Who’s driving those projects, and who are the people in those various projects. Giving a developer this conceptual understanding of all the different projects that might be going on in a company is very important.
During onboarding, I also ask our clients to tell us who are the four people in your company that this new developer has to speak with in the first month to get fully ramped up.
Make sure that the developer has an assigned buddy and knows who that person is. Having a buddy for the first three months is incredibly helpful. A buddy is a person that the developer can ask any questions about the company that they might not know who or where to go.
Who managers this new developer? Have they been introduced? While I realize this should be obvious when someone is remote, this isn’t always the case. It’s good to be explicit by specifically letting the developer know, for example, who will be doing their weekly one-on-one, who makes sure that weekly one-on-ones happen, and how they will be evaluated.

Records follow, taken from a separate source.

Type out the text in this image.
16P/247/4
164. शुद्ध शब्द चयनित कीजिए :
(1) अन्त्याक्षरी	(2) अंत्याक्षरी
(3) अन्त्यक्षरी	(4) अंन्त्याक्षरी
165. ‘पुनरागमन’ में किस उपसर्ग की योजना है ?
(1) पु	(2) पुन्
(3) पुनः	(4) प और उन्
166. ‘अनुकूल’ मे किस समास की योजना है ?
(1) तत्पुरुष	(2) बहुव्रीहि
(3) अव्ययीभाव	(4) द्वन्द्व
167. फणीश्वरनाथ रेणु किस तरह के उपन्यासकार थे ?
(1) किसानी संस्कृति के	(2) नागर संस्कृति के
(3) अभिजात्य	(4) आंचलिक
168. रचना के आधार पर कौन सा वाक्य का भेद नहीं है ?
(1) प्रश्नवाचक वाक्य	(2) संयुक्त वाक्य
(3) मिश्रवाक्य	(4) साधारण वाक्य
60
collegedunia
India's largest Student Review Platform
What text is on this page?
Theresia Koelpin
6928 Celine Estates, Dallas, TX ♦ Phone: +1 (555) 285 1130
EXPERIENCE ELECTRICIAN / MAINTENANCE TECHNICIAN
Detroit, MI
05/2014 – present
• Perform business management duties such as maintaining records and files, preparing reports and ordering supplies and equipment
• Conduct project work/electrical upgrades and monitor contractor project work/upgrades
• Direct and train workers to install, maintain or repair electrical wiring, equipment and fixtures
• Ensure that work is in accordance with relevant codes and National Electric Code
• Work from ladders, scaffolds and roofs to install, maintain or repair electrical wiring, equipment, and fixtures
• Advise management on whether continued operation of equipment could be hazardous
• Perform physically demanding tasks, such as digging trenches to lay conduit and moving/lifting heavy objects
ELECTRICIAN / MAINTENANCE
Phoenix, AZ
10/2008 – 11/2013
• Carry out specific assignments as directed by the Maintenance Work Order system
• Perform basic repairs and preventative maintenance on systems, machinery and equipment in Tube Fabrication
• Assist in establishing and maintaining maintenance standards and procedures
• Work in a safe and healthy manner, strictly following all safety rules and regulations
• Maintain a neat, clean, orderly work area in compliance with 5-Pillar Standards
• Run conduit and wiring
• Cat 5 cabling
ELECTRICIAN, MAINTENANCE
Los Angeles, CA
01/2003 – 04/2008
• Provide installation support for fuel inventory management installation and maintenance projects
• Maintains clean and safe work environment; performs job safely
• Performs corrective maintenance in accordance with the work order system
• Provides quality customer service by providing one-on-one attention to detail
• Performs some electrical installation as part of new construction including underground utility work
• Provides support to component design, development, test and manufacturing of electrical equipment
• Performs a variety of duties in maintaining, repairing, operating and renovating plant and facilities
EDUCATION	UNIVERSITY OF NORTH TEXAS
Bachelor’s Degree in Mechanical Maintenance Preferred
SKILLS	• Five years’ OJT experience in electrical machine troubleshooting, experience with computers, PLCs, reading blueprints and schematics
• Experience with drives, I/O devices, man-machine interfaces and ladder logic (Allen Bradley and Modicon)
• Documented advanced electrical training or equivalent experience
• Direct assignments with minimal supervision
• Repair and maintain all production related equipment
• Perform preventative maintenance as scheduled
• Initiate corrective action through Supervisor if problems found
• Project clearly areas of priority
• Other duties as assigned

New engineers should also know when performance reviews will happen. What’s the cadence? What’s the format? And essentially, the answer to the question, what does it take to succeed in this organization? You want the person that you’re onboarding to have a good idea of what to expect.
And third, in terms of successfully checking how well this person has ramped up, you want to do 30, 60, and 90-day check-ins with the person that you’re onboarding. You want to let the person know who does that check-in, and what will they evaluate during that point.

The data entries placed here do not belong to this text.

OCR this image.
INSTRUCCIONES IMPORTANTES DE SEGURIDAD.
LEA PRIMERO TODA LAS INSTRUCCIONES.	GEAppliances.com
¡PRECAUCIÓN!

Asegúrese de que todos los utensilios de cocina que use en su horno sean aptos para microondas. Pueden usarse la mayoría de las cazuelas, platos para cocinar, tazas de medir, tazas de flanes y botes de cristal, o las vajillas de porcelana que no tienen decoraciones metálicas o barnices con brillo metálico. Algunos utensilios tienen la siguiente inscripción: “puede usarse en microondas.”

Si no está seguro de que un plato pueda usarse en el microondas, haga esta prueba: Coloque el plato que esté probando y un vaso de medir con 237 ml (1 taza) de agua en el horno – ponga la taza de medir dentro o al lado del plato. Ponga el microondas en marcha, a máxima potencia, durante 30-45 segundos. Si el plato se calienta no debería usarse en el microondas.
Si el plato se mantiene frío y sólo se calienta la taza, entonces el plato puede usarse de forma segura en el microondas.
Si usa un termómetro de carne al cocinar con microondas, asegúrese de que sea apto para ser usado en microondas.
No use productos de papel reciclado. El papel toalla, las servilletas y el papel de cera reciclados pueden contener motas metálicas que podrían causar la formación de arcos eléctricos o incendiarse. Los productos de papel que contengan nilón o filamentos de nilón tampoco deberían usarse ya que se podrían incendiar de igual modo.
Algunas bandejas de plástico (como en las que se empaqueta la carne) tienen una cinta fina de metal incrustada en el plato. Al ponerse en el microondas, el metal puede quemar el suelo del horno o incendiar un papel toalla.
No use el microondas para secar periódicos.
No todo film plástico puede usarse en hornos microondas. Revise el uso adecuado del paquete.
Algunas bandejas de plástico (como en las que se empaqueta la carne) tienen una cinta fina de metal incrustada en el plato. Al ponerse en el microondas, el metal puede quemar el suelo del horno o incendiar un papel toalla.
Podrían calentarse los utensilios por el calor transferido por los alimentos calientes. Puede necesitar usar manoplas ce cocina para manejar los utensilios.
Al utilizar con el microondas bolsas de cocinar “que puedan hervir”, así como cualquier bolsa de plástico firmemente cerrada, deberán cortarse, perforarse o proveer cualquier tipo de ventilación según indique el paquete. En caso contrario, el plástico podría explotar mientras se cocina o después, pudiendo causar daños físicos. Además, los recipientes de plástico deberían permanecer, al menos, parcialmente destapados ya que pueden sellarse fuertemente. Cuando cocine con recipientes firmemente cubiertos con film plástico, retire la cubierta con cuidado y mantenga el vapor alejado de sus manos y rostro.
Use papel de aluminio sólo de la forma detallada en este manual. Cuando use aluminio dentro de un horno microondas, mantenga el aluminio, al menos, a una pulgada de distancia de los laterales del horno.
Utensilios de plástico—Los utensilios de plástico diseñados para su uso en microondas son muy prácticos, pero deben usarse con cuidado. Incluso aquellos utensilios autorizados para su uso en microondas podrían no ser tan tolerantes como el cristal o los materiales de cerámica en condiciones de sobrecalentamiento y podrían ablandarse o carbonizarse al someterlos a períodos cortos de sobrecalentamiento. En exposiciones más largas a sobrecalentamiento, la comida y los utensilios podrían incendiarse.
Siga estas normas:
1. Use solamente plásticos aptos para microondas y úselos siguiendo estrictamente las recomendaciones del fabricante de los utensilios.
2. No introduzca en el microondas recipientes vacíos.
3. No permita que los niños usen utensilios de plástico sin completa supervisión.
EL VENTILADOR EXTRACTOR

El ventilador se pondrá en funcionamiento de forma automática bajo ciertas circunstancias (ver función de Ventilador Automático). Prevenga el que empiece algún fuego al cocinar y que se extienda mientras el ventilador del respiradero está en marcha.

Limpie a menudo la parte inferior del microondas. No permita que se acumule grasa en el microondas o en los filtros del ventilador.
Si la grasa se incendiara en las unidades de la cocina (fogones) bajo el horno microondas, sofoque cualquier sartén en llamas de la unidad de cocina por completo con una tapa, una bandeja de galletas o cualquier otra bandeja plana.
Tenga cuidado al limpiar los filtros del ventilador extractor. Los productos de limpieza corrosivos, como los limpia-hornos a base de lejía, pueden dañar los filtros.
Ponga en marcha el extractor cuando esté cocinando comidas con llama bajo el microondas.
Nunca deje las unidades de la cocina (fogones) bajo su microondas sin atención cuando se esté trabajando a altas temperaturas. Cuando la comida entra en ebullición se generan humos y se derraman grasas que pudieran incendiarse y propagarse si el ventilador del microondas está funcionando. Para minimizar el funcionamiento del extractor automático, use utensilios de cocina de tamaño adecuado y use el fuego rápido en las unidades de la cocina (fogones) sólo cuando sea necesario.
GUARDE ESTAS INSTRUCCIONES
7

Conducting regular check-ins gives you a valuable opportunity to course-correct in case something hasn’t gone per plan.
Beyond Basic Onboarding
You’ll save yourself and your company from future headaches if you make sure that any new hire has completed any forms and that you’re aware of any regulations specific to that person or the country where they reside.

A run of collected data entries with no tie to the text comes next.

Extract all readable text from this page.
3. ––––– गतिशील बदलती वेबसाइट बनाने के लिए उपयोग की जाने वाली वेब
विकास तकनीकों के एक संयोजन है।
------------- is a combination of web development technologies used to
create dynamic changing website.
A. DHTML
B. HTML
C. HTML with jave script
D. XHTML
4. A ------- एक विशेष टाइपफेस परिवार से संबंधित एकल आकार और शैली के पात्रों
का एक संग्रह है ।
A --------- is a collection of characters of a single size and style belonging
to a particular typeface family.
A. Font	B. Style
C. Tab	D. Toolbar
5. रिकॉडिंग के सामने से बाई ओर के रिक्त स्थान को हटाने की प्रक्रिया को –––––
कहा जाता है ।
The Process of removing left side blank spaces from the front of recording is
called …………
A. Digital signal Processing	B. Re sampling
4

Also, decide if your company needs any confidentiality or IP assignment agreements. Is this expertise is outside the skills within your organization? Then invest in the services of a company that specializes in navigating what can be tricky territory. At Turing, we like Remote.com for this service.
As part of my communications onboarding process, I also deal with the somewhat mundane details of provisioning the new hire with all the team’s technology. Including setting up the developer’s email and ensuring they have access to the company’s Github account, Slack channels, Trello, Jira, Google Docs, Zoom, and any other mission-critical software you expect the developer to use as part of their workflow.
Think through security, access privileges, mailing lists, etc.
Another part of setting your new hire up for success includes making sure they know about staff meetings, company-wide meetings that this person has to attend, and Slack channels they should join.
You should also try to communicate to your developer what your company culture looks like and what’s unique about your company. By making sure that all these types of nuts and bolts are tight, your new hire will be more confident in their interactions with their team, and they’ll integrate more fully into your company from day one.
One of the biggest challenges you’ll typically face is developing and maintaining company culture when a large portion of your company is remote. Company culture is a tricky territory that deserves a separate post.
The most important thing I do to instill culture is to make sure people understand my company’s core values. For example, a Turing, we have three core values. The first is to move fast. The second is continuous improvement. And the third is a relentless focus on long-term customer success.
Know your company’s core values and make sure you communicate them clearly to the person you’re onboarding.
Finally, it’s crucial to make sure that any new hire has access to all the tools they need and is confident in their use. It doesn’t hurt to check to verify that your new hire is familiar with the tools you use and to train them if they’re not.
If you require a very high degree of proficiency for certain positions, be sure to demand and vet for that skill before making a critical hire.